朝のテレビで「野球上達商品」を紹介していた。
「バッティングフォーム矯正用バット」というへんてこなバットは、理屈がよくわからなかった。
「捕球動作習得用グローブ」はよくわかった。
この「グローブ」は、スポンジ製の板みたいなものである。
板を手にはめてボールをとるのだからうまくとれない。
もう一方の手を添えなければならない。
こうして、捕球の基本である、「両手でとる」ことが自然に身につく。
単純で優れたアイデアだと感心した。
この「板グローブ」を見ていて、Mさんの「ジャムパン」を思い出した。
Mさんは、小学校で同じクラスだった女の子だ。
私の子供の頃、男の子にとってグローブは必需品だった。
ぜいたく品的必需品だったのか、必需品的ぜいたく品だったのか。
気軽に買えるものではなかったと思うし、と言って、親としてはほしいと言われれば無理をしてでも買う義務があったと言えるのではないか。
前後のいきさつは忘れてしまったが、校庭でクラスの友達と野球をしていた。
クラス対抗の試合のために練習していたのかもしれない。
Mさんが、小さい布製のグローブを持ってきた。
革のグローブの代用品として売っていたのだと思う。
私たちは、Mさんの布グローブを「ジャムパン」と呼んだ。
当時、グローブの形のジャムパンがあったのだ。
みんな面白がって使わせてもらった。
Mさんは、髪はおかっぱで、顔は「金太郎・若武者系」だった。
先生が、「Mさんは授業中大変姿勢がいい」とほめたことがある。
私は、「ほんまや!」と思った。
Mさんは、いつも微笑を浮かべて背筋をすっと伸ばして泰然自若という感じで席に座っていた。

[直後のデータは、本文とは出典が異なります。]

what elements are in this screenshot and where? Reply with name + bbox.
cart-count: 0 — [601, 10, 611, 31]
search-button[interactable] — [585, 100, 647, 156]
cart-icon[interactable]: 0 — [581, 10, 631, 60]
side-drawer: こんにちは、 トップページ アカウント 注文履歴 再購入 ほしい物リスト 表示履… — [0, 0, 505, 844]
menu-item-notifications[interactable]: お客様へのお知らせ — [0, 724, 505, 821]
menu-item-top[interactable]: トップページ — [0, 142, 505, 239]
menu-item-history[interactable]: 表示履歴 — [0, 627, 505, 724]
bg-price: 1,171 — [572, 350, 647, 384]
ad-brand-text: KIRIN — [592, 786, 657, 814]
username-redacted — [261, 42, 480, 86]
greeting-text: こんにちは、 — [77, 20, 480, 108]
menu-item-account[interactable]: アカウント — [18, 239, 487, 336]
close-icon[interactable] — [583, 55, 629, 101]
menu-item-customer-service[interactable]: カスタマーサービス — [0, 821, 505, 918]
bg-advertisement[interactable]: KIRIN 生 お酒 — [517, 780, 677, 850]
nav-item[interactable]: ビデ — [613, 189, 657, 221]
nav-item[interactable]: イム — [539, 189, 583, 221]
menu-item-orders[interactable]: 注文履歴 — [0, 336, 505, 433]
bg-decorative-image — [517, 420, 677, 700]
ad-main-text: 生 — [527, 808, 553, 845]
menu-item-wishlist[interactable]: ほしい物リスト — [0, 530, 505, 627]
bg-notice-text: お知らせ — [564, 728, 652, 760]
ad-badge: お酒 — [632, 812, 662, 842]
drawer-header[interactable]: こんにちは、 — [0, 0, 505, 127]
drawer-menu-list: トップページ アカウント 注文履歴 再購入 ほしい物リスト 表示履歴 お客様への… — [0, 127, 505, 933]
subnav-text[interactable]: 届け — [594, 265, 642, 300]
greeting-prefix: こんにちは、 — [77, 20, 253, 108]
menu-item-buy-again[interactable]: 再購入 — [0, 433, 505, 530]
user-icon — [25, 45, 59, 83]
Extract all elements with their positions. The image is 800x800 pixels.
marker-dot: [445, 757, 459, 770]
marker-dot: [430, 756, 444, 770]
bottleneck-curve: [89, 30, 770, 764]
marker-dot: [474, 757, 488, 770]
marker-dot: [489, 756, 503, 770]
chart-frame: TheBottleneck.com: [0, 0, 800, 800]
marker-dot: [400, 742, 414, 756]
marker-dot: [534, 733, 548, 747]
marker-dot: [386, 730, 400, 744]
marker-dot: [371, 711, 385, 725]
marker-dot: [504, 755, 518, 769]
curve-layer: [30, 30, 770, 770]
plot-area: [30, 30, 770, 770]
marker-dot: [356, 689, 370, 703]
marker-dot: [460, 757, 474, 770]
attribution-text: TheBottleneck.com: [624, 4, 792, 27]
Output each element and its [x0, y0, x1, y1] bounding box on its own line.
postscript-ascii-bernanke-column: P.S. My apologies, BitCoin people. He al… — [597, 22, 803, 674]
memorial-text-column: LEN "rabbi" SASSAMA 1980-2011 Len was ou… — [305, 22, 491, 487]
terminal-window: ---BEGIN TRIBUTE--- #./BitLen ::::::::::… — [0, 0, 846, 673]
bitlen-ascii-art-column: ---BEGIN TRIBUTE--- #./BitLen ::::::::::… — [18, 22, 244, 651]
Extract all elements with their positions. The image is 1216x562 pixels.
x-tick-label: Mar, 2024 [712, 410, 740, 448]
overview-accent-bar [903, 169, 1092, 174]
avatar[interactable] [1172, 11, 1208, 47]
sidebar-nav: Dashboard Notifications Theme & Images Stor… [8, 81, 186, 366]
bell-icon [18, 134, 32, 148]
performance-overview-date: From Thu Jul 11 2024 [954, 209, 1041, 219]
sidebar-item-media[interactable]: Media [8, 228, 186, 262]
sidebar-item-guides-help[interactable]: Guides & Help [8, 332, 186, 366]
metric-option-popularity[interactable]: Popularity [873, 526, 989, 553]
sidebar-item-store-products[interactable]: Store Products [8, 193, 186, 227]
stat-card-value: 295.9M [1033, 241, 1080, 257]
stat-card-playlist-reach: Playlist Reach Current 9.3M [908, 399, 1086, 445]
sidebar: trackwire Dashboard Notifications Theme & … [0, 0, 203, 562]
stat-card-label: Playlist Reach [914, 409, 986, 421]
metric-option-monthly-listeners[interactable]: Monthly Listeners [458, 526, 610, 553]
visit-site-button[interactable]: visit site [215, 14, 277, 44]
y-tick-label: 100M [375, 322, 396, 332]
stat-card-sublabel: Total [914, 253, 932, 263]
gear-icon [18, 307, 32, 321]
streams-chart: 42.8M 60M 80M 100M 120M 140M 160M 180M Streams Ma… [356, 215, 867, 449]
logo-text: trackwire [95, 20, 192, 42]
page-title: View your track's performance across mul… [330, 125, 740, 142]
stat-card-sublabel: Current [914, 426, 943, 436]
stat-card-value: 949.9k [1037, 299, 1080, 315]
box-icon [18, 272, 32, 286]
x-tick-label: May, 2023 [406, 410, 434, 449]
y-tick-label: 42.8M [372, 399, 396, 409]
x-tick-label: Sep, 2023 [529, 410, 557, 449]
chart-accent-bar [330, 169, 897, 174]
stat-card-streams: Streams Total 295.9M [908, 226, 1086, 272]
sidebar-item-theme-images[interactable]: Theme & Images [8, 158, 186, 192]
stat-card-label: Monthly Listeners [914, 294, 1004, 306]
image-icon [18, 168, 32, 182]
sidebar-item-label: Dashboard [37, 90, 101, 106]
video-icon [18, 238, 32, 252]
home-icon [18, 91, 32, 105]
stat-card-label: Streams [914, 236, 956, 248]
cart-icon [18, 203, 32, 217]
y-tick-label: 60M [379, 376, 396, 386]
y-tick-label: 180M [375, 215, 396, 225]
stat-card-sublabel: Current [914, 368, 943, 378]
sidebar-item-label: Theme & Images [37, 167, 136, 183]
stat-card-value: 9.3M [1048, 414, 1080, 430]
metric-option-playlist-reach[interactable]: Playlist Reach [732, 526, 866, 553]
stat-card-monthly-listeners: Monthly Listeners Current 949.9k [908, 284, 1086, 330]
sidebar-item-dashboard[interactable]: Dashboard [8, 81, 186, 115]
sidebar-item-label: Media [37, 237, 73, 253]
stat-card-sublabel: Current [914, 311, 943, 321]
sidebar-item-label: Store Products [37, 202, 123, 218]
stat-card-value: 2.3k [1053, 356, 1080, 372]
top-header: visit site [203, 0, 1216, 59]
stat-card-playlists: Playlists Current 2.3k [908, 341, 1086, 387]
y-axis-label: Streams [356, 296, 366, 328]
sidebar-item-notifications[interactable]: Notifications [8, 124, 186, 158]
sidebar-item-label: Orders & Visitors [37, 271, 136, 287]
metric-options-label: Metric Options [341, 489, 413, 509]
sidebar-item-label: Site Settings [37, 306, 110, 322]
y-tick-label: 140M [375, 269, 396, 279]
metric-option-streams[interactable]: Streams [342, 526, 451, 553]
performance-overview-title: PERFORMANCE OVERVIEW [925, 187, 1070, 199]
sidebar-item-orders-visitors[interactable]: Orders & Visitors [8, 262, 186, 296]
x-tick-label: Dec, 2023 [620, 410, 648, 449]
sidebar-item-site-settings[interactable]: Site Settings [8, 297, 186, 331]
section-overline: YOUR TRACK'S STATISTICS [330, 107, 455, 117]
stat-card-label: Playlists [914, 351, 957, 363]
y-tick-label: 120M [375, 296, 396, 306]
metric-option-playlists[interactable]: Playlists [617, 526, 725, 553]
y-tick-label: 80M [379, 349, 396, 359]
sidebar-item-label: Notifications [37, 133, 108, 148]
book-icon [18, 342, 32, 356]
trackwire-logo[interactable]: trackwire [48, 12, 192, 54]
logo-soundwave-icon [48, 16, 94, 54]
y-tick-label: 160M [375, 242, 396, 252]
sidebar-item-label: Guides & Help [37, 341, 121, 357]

校庭で、そのMさんが布製グローブをつけてフライを捕球する姿を思い出す。
女の子独特の捕球フォームだ。
へっぴり腰で、顔をボールから少しそらせてあごを突き出し、ジャムパンをはめた手をボールに向かっていっぱいに伸ばしている。
うまくとれたかどうか覚えていないのが残念である。